The process, which puts the cars through various ride heights at speed, ensures that the two makes and models have aerodynamic parity between them.

“What that process really is trying to deliver is at the end of it – you’ve got two brands, or it could be three or it could be four, in this case, we’ve got the two; the GM and the Ford – we leave the VCAT where we know we’ve got the aerodynamic performance and drag performance of both cars paritised to within one or two kilos is what we did before, which in real racing terms is a very small number,” Burgess explained.

“It wouldn’t have any effect on the race. So what we’re trying to achieve is the same front downforce, the same rear downforce, the same total downforce and the same drag. We do that through a variety of different runs, different configurations of the car, we will also run the car through – I think the last VCAT we chose nine different ride height combinations.

“We go through a whole ride height map and we equally map the aero package in those positions as well.
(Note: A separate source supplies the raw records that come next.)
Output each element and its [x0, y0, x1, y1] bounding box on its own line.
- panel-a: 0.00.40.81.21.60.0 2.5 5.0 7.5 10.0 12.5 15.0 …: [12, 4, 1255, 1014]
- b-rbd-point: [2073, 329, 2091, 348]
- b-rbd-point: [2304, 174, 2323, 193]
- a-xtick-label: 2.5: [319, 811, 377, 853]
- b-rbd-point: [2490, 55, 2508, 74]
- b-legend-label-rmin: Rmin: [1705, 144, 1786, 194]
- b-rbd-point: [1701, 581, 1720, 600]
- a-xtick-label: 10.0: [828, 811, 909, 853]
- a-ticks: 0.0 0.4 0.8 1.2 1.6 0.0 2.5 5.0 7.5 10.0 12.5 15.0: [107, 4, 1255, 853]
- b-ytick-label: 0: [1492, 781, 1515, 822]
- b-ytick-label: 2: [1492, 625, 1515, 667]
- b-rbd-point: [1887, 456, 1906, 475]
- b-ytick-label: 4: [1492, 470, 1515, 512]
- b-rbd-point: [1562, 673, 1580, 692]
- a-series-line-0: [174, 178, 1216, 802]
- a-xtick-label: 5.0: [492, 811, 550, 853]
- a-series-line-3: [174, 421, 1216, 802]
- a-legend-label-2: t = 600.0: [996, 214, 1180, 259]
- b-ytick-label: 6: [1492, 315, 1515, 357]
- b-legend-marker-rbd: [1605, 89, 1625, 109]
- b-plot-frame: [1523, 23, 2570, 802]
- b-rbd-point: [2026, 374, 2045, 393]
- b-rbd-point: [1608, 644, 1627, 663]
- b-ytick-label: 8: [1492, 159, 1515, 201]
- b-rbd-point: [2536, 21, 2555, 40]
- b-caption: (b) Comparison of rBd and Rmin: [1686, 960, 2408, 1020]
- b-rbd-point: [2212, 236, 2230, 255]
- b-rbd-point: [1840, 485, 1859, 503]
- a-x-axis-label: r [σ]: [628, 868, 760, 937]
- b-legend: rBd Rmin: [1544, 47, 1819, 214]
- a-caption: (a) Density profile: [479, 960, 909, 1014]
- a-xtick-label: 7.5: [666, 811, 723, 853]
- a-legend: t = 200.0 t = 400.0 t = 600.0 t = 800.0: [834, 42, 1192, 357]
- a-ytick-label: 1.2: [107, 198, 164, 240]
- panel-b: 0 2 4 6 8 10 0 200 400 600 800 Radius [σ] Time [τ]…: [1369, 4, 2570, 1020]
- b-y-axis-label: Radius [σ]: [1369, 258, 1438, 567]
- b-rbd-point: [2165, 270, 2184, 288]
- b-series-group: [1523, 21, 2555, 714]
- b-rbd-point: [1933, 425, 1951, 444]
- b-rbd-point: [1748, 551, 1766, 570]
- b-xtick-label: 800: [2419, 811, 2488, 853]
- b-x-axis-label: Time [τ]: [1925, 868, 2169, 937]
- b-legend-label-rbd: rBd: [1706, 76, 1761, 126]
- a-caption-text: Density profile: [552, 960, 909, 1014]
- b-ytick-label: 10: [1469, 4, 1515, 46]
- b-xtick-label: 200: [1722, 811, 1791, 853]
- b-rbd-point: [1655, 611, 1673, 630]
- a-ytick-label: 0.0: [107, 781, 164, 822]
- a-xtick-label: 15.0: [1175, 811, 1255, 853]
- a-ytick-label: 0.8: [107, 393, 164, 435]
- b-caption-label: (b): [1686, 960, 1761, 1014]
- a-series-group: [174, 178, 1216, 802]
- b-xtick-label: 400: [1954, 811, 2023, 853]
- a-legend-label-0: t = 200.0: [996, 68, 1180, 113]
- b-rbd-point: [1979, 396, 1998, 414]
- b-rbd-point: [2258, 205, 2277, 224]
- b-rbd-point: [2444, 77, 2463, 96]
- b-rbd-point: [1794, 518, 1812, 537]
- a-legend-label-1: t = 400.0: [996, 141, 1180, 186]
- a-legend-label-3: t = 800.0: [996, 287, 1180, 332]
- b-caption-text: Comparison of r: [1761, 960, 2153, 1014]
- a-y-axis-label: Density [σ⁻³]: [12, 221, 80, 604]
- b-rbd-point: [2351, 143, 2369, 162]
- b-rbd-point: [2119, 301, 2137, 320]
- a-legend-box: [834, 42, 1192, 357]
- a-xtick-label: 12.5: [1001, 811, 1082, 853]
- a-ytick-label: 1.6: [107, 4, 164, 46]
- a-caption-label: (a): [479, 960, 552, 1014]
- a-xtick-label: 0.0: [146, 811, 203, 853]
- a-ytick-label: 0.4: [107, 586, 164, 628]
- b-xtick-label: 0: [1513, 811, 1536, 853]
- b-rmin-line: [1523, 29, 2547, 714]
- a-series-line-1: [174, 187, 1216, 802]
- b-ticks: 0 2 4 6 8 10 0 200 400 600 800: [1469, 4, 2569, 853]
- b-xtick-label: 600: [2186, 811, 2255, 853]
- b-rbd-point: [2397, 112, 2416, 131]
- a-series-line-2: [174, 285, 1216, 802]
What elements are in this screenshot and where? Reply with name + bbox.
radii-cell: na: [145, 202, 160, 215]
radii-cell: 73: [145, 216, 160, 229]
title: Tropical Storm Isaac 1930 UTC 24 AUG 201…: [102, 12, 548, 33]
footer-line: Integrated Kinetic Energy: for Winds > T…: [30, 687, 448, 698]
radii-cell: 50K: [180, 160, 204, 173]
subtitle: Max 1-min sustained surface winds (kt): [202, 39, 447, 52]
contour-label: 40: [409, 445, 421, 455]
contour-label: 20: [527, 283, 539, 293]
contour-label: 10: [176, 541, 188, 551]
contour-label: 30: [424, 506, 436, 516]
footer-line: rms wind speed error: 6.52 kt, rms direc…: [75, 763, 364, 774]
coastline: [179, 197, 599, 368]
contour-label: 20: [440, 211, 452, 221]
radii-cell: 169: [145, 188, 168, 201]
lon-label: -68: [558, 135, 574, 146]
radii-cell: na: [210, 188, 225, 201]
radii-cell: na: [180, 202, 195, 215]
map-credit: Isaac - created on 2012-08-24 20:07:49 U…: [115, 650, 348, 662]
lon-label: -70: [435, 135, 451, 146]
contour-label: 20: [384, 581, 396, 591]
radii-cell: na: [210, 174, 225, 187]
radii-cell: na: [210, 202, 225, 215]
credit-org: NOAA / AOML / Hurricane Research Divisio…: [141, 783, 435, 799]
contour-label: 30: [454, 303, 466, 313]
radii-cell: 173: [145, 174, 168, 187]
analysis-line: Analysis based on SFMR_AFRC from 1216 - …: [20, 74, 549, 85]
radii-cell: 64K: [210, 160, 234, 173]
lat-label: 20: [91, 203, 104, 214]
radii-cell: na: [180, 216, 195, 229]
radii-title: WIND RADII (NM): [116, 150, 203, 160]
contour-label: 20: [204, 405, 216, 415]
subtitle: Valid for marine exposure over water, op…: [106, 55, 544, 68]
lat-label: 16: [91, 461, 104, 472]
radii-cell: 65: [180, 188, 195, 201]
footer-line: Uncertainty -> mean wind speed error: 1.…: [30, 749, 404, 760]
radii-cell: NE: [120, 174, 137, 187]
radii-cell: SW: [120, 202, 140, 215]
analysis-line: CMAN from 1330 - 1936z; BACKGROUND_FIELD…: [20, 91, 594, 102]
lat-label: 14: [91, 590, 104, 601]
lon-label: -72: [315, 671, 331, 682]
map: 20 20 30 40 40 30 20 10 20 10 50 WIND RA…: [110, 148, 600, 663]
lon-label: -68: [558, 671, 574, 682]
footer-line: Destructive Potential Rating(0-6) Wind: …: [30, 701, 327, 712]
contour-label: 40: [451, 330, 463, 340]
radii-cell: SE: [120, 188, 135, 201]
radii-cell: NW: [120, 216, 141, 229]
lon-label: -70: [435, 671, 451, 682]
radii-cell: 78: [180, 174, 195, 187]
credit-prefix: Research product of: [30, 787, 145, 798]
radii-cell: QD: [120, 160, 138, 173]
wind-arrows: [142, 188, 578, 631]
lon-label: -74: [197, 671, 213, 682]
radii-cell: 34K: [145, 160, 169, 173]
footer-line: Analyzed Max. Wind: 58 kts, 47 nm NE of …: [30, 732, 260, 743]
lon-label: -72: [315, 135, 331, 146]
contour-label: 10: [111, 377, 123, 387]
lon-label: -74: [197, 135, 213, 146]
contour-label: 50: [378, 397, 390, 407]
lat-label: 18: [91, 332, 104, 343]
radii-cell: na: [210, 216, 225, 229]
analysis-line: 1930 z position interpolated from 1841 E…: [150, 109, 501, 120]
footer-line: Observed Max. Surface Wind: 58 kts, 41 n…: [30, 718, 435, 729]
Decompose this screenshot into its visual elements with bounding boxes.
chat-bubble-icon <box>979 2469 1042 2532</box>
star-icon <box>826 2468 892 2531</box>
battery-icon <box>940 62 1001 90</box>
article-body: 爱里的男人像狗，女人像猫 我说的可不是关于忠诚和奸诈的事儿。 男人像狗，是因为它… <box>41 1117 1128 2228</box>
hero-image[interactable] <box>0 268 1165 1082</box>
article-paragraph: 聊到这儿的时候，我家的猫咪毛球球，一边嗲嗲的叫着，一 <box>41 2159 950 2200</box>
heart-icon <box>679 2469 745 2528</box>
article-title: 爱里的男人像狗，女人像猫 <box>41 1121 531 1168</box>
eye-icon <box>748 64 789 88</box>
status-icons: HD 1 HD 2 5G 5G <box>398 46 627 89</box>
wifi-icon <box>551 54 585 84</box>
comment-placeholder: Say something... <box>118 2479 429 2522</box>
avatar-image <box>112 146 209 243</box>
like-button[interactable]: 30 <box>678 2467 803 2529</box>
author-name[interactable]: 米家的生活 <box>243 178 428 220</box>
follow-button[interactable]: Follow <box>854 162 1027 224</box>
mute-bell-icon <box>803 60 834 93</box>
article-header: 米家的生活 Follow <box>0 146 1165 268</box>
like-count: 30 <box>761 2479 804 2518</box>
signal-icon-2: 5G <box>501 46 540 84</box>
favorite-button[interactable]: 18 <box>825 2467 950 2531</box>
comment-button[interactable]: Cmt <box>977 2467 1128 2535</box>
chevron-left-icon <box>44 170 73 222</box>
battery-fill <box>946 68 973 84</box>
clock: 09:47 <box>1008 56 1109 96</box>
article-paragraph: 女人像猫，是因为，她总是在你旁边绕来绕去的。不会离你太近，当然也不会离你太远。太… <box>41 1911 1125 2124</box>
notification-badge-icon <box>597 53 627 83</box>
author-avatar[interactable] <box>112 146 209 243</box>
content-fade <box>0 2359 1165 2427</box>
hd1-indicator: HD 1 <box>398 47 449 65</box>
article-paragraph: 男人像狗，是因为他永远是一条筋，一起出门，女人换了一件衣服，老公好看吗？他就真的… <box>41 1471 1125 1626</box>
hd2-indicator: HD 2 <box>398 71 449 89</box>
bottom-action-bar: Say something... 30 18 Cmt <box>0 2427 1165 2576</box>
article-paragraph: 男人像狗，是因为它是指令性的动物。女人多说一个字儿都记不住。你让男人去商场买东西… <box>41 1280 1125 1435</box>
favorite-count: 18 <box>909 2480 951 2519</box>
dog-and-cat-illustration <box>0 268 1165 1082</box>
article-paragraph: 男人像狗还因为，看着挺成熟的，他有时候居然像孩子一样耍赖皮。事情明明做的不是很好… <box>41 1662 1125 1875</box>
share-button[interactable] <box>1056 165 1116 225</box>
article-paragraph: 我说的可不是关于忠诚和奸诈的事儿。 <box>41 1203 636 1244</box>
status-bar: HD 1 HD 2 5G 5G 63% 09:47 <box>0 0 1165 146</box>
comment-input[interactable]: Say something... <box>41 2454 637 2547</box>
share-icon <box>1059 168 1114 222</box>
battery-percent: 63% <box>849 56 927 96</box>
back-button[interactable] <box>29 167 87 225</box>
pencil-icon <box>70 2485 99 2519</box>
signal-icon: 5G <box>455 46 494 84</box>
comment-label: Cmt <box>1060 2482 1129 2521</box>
All that information is put together and its communicated out to the teams just so the teams have got the same info that the two homologation teams and Supercars has generated.

“We’re trying to give everybody the same ability to do the job and understand the car to the most accurate detail. At the last VCAT, we had all of those metrics within two kilos, which is the target.

“We’re here, we’re just refreshing ourselves with all of our processes, all our software, all our calculations that are used, putting the two homolgoations teams and my guys back into that headspace into that mentality of what we’re doing, sharing out data back to the UK with D2H, and those guys are supporting us in real-time, so they’re up in the UK in the middle of the night checking through data, making sure all these workbooks and calculations are precise and accurate.

“It’s a good test for everyone, just to get us back in that mode. Equally, what we’re doing as well, at the same time, we’re getting some correlation now from the Gen3 car that will go back to D2H and he’ll compare that to the CFD model we’re running.

“CFD is great, it’s one thing, but real life full car, engine, gearbox, the mechanical drag, all these things is sometimes different. It’s always good to correlate the actual real life numbers with the numbers you’re working with in CFD.”

Supercars is planning to have its Gen3 prototypes at its upcoming events.